Orang-orang yang memiliki profesi itu menerima pendapatan mereka tidak teratur, bisa setiap hari seperti dokter, atau pada saat-saat tertentu seperti seorang advokat, kontraktor dan penjahit, atau secara regular mingguan atau bulanan seperti kebanyakan para pegawai (seperti kita yang anggota korpri-)).

Bila nisab di atas ditetapkan untuk setiap kali upah, gaji yang diterima, berarti kita akan membebaskan kebanyakan golongan profesi yang menerima gaji beberapa kali pembayaran dan jarang sekali cukup nisab dari kewajiban zakat. Sedangkan bila seluruh gaji itu dalam satu waktu tertentu itu dikumpulkan akan cukup senisab bahkan akan mencapai beberapa nisab.

Adapun waktu penyatuan dari penghasilan itu yang dimungkinkan dan dibenarkan oleh syariat itu adalah satu tahun. Dimana zakat dibayarkan setahun sekali. Fakta juga menunjukkan bahwa pemerintah mengatur gaji pegawainya berdasarkan ukuran tahun, meskipun dibayarkan per bulan karena kebutuhan pegawai yang mendesak.

Jangan lupa bahwa yang diukur nisabnya adalah penghasilan bersih, yaitu penghasilan yang telah dikurangi dengan kebutuhan biaya hidup terendah atau kebutuhan pokok seseorang berikut tanggungannya (lihat posting syarat harta yang wajib zakat), dan juga setelah dikurangi untuk pembayaran hutang (ini hutang bukan karena kredit barang mewah lho, tapi karena untuk memenuhi kebutuhan pokok/primer seperti halnya bayar kredit rumah BTN, hutang nunggak bayaran sekolah anak, dll).
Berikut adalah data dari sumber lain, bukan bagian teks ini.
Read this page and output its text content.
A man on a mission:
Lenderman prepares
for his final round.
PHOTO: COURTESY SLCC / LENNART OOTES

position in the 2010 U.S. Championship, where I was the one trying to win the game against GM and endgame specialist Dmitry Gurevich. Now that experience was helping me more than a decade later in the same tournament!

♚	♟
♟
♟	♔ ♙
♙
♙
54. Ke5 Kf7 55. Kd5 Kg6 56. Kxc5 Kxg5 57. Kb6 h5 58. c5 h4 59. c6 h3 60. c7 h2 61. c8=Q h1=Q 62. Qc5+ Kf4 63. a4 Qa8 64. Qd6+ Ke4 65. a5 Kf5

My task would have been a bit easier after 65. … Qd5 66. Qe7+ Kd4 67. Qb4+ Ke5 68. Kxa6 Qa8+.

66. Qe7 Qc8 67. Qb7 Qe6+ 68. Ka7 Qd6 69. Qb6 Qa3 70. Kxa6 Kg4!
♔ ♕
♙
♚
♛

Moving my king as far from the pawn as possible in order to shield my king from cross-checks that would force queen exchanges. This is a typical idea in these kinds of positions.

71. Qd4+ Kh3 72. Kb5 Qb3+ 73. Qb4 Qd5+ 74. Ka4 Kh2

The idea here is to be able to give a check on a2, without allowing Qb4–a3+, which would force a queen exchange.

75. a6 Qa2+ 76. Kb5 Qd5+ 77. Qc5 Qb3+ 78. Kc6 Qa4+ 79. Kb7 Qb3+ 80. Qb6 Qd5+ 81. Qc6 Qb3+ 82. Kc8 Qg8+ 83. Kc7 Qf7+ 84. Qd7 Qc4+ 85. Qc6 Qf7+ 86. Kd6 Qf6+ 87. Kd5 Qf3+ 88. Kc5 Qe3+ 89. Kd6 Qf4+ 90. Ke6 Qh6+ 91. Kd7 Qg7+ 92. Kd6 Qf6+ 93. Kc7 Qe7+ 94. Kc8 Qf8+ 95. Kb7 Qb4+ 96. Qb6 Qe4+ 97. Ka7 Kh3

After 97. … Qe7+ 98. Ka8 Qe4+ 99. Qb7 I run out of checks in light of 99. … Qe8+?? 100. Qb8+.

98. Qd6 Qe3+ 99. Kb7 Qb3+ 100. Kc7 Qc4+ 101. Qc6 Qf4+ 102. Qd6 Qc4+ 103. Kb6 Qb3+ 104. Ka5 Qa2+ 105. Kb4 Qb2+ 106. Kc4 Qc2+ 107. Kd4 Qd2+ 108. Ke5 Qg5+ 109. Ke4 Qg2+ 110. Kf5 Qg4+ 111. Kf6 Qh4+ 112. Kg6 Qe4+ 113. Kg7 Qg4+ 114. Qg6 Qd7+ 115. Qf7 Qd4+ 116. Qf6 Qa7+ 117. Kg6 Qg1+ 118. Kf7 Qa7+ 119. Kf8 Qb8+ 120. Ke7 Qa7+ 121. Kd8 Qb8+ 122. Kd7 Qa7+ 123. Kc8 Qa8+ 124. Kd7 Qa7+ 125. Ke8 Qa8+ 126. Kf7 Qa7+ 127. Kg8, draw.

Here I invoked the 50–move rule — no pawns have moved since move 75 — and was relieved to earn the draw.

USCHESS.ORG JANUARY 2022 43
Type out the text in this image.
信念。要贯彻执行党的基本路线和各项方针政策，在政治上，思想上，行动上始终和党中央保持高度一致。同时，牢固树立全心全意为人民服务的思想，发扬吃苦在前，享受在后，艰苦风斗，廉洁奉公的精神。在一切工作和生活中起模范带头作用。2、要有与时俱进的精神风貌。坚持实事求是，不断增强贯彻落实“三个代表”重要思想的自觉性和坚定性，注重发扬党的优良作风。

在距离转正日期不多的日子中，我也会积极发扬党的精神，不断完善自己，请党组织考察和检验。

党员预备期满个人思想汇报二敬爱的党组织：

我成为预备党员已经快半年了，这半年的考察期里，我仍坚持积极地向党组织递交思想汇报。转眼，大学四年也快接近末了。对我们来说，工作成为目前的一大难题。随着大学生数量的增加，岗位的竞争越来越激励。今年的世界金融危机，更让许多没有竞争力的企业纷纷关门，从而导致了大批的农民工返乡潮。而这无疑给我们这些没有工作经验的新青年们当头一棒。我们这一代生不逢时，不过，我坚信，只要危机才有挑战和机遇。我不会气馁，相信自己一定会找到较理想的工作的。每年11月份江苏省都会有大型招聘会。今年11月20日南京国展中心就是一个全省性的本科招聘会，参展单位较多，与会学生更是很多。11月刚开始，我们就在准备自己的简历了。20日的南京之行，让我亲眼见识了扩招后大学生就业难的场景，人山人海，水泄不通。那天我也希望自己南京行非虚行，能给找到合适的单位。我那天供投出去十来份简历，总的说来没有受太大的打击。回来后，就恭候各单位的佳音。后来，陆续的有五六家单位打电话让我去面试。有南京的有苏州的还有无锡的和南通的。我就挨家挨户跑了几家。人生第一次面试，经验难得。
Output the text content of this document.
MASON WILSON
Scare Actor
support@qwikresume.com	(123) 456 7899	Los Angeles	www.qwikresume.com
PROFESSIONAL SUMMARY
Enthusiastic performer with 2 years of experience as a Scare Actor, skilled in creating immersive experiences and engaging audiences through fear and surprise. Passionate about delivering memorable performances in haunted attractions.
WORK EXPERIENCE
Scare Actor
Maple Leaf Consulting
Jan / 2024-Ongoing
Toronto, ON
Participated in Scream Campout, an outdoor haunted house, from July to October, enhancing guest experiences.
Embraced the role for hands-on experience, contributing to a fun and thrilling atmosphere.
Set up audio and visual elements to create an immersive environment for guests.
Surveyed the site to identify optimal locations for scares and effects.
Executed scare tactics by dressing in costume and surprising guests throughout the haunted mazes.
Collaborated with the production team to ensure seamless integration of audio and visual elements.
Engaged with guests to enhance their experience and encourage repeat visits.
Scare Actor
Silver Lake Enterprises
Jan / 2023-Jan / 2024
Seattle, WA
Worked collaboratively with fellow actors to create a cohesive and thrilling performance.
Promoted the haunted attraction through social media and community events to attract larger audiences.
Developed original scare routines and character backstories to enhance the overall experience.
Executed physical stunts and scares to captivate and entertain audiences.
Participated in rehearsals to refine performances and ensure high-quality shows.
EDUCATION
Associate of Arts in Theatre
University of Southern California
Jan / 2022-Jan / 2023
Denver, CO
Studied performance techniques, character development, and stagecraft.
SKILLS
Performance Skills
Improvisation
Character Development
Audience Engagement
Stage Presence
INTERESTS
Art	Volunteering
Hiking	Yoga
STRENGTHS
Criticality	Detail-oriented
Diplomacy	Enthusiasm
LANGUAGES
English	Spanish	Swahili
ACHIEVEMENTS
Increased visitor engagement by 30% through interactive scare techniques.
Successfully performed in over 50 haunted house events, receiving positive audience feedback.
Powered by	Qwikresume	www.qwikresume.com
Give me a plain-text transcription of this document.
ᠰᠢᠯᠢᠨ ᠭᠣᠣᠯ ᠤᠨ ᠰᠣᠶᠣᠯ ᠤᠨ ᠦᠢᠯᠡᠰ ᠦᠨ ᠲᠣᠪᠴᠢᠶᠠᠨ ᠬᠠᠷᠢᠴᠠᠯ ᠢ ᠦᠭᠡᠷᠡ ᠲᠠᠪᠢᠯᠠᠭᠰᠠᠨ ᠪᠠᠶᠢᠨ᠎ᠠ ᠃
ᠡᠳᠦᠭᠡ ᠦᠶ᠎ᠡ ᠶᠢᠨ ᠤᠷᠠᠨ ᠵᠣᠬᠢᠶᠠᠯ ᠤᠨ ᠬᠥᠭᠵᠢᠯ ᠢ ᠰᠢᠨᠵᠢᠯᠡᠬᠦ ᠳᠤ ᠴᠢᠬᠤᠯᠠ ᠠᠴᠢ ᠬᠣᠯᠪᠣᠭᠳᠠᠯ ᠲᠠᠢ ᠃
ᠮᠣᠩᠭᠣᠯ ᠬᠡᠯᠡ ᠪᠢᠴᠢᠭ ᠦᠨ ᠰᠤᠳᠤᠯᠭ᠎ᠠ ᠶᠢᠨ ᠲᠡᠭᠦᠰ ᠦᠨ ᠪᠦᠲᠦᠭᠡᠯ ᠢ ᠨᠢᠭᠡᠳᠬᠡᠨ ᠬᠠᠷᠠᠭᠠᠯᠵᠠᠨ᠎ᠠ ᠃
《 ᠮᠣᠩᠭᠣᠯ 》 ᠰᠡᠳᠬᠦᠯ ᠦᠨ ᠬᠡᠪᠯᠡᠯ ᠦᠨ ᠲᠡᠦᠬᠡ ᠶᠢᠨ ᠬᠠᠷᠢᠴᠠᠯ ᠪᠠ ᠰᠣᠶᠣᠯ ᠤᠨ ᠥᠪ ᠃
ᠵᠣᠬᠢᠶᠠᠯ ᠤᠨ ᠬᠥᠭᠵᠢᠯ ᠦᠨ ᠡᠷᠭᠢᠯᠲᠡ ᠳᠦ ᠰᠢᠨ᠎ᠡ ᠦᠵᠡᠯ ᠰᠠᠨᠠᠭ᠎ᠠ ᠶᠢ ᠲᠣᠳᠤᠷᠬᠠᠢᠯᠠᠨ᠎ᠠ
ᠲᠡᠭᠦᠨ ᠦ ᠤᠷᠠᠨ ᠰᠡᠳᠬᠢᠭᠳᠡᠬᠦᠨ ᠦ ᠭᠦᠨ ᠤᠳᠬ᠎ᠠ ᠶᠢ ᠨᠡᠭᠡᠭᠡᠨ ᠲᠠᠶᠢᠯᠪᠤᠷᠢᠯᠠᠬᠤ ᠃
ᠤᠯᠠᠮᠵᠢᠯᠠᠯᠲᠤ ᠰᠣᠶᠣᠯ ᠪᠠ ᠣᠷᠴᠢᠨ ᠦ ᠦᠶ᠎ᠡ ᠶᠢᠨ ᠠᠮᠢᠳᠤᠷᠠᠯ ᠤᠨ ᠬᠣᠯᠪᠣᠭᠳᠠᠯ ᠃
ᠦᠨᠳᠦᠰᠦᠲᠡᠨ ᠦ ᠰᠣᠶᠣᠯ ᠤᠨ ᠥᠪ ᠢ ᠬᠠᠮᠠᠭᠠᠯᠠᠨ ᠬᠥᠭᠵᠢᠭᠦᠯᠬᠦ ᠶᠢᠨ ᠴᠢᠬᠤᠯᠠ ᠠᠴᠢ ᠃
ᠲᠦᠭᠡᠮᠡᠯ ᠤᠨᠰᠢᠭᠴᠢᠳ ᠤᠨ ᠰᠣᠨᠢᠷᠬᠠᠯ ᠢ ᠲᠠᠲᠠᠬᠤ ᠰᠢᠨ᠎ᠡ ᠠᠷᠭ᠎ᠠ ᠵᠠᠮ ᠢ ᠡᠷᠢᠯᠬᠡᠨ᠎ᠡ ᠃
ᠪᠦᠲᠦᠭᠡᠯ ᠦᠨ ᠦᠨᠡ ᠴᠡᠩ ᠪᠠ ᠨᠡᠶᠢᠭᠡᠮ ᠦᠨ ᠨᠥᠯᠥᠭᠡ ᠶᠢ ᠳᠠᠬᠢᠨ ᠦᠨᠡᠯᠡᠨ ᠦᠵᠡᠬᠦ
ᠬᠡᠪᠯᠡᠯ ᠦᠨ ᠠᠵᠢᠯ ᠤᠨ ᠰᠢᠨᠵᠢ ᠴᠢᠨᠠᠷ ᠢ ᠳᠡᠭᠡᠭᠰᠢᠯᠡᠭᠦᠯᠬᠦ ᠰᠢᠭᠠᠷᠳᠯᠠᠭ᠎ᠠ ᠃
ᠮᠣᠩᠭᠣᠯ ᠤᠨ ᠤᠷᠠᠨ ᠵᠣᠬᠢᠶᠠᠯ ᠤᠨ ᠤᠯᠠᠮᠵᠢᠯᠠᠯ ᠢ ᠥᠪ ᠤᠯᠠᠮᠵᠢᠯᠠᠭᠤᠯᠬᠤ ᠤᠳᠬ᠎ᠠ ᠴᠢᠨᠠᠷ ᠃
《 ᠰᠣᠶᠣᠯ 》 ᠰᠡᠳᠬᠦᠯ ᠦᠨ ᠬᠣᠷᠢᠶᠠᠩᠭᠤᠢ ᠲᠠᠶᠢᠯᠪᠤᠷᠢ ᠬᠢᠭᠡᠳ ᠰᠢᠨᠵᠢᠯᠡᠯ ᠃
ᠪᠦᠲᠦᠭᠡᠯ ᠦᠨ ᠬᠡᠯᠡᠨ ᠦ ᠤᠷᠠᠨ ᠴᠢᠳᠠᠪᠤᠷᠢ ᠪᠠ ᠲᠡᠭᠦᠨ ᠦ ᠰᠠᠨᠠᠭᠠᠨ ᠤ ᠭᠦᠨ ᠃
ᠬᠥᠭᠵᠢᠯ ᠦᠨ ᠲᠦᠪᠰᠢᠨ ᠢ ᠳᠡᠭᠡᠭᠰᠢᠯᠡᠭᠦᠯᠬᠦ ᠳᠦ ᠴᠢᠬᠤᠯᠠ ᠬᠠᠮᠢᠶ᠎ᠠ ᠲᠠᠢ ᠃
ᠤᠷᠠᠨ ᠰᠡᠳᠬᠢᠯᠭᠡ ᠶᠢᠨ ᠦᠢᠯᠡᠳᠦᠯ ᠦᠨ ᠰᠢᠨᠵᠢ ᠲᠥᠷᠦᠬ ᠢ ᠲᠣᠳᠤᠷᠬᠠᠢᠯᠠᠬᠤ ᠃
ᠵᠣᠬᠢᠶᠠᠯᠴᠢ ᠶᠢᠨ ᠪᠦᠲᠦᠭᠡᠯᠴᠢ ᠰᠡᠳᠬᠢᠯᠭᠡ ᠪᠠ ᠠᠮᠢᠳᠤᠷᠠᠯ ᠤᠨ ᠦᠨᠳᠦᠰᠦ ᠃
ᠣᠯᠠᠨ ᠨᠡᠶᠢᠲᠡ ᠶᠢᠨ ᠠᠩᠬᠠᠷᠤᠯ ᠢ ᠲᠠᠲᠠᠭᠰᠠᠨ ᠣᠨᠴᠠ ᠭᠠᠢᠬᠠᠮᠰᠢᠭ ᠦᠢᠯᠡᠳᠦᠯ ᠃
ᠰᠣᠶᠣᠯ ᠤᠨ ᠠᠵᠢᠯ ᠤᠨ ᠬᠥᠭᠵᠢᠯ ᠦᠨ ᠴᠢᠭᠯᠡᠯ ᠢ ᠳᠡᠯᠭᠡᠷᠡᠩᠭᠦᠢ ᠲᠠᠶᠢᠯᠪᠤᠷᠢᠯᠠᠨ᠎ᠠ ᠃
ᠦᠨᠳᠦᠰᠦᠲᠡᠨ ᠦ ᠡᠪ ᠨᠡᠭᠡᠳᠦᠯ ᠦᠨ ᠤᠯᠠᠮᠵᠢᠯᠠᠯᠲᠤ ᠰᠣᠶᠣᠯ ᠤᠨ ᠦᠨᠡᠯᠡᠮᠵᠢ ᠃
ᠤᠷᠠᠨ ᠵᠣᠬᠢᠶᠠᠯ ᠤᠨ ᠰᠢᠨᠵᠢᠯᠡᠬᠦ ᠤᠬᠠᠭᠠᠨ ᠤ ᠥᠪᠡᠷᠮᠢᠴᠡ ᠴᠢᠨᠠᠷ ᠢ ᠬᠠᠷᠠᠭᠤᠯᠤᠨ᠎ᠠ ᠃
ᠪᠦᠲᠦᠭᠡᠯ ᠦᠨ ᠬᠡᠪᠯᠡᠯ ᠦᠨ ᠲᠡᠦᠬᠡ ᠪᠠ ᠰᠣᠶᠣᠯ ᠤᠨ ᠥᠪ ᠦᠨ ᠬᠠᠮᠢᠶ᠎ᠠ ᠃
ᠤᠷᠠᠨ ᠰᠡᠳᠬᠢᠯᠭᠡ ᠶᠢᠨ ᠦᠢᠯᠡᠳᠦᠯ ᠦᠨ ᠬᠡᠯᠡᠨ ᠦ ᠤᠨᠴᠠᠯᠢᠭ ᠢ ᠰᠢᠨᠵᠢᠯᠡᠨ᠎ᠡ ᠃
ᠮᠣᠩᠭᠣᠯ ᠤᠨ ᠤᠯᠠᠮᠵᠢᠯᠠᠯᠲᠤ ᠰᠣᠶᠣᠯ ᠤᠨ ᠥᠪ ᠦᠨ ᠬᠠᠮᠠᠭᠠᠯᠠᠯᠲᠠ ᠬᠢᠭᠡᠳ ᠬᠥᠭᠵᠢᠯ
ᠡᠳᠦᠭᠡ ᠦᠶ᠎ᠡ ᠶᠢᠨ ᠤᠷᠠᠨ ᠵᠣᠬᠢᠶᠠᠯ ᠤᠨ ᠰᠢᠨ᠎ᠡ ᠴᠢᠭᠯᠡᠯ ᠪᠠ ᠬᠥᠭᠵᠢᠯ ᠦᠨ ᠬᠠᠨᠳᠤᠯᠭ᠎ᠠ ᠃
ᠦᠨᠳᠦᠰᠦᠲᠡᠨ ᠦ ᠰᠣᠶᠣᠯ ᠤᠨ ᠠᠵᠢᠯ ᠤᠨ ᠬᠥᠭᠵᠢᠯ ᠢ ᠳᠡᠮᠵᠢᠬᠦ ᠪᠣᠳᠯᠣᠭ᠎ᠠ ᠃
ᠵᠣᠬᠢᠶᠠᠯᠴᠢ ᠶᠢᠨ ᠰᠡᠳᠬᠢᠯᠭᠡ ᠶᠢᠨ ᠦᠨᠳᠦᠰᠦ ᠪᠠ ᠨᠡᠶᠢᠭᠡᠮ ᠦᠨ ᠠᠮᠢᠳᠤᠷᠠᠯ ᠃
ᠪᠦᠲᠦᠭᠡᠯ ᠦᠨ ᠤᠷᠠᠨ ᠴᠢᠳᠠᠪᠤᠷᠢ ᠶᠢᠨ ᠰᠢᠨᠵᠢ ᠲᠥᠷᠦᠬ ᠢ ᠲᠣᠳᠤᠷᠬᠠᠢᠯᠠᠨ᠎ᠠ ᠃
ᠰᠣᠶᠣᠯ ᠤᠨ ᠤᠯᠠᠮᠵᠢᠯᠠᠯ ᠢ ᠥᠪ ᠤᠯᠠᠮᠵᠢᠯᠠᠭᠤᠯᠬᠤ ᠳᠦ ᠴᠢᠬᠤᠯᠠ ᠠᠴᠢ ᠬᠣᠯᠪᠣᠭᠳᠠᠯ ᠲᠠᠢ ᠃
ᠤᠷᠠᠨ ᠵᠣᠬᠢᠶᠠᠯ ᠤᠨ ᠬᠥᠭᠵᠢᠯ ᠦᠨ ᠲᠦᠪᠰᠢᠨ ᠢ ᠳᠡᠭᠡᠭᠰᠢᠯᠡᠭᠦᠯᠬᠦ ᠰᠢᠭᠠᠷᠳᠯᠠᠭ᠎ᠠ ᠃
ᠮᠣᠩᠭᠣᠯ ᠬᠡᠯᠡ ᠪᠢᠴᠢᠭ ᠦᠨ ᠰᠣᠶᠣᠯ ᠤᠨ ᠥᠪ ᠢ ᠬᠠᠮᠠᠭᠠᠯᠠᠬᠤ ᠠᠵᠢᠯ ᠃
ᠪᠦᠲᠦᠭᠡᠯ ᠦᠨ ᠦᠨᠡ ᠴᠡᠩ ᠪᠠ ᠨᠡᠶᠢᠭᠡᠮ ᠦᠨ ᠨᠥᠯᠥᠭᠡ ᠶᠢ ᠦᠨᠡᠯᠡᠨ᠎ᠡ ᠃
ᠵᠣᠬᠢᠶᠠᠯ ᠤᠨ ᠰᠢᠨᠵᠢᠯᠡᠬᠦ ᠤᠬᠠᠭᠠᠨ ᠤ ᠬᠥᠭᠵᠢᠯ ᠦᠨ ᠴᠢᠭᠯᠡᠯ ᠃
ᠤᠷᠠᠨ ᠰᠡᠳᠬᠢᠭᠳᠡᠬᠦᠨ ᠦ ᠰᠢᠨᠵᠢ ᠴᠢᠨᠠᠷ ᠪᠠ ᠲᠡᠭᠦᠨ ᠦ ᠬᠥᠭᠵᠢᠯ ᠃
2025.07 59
Bila penghasilan bersih itu dikumpulkan dalam setahun atau kurang dalam setahun dan telah mencapai nisab, maka wajib zakat dikeluarkan 2.5% nya. Bila seseorang telah mengeluarkan zakatnya langsung ketika menerima penghasilan tsb (karena yakin dalam waktu setahun penghasilan bersihnya akan lebih dari senisab), maka tidak wajib lagi bagi dia mengeluarkannya di akhir tahun (karena akan berakibat double zakat). Selanjutnya orang tsb harus membayar zakat dari penghasilan tsb pada tahun kedua dalam bentuk kekayaan yang berbeda-beda.



  1. Bila kelebihan itu disimpan dalam bentuk uang, emas dan perak, maka kaji kita akan kembali pada pembahasan mengenai zakat uang, emas dan perak.

  2. Bila kelebihan itu diinvestasikan (pabrik, gedung, rumah yang disewakan, kendaraan yang disewakan, dll), kita perlu membahas zakat investasi.

  3. Bila harta tsb selanjutnya diputar dalam perdagangan maka zakatnya dibahas dalam zakat perdagangan.

  4. Bila dibelikan saham atau obligasi, maka zakatnya dibahas dalam zakat saham dan obligasi.

  5. Bila dibelanjakan untuk sesuatu yang dipergunakan sehari-hari atau yang tidak mempunyai potensi berkembang, maka tidak ada kewajiban zakat lagi pada tempo yang kedua ini.

Demikian saja yang bisa saya sarikan mengenai Zakat Pencarian dan Profesi. Berikut ini cara simple untuk kalkulasi yang bisa digunakan oleh Ikhwan sekalian.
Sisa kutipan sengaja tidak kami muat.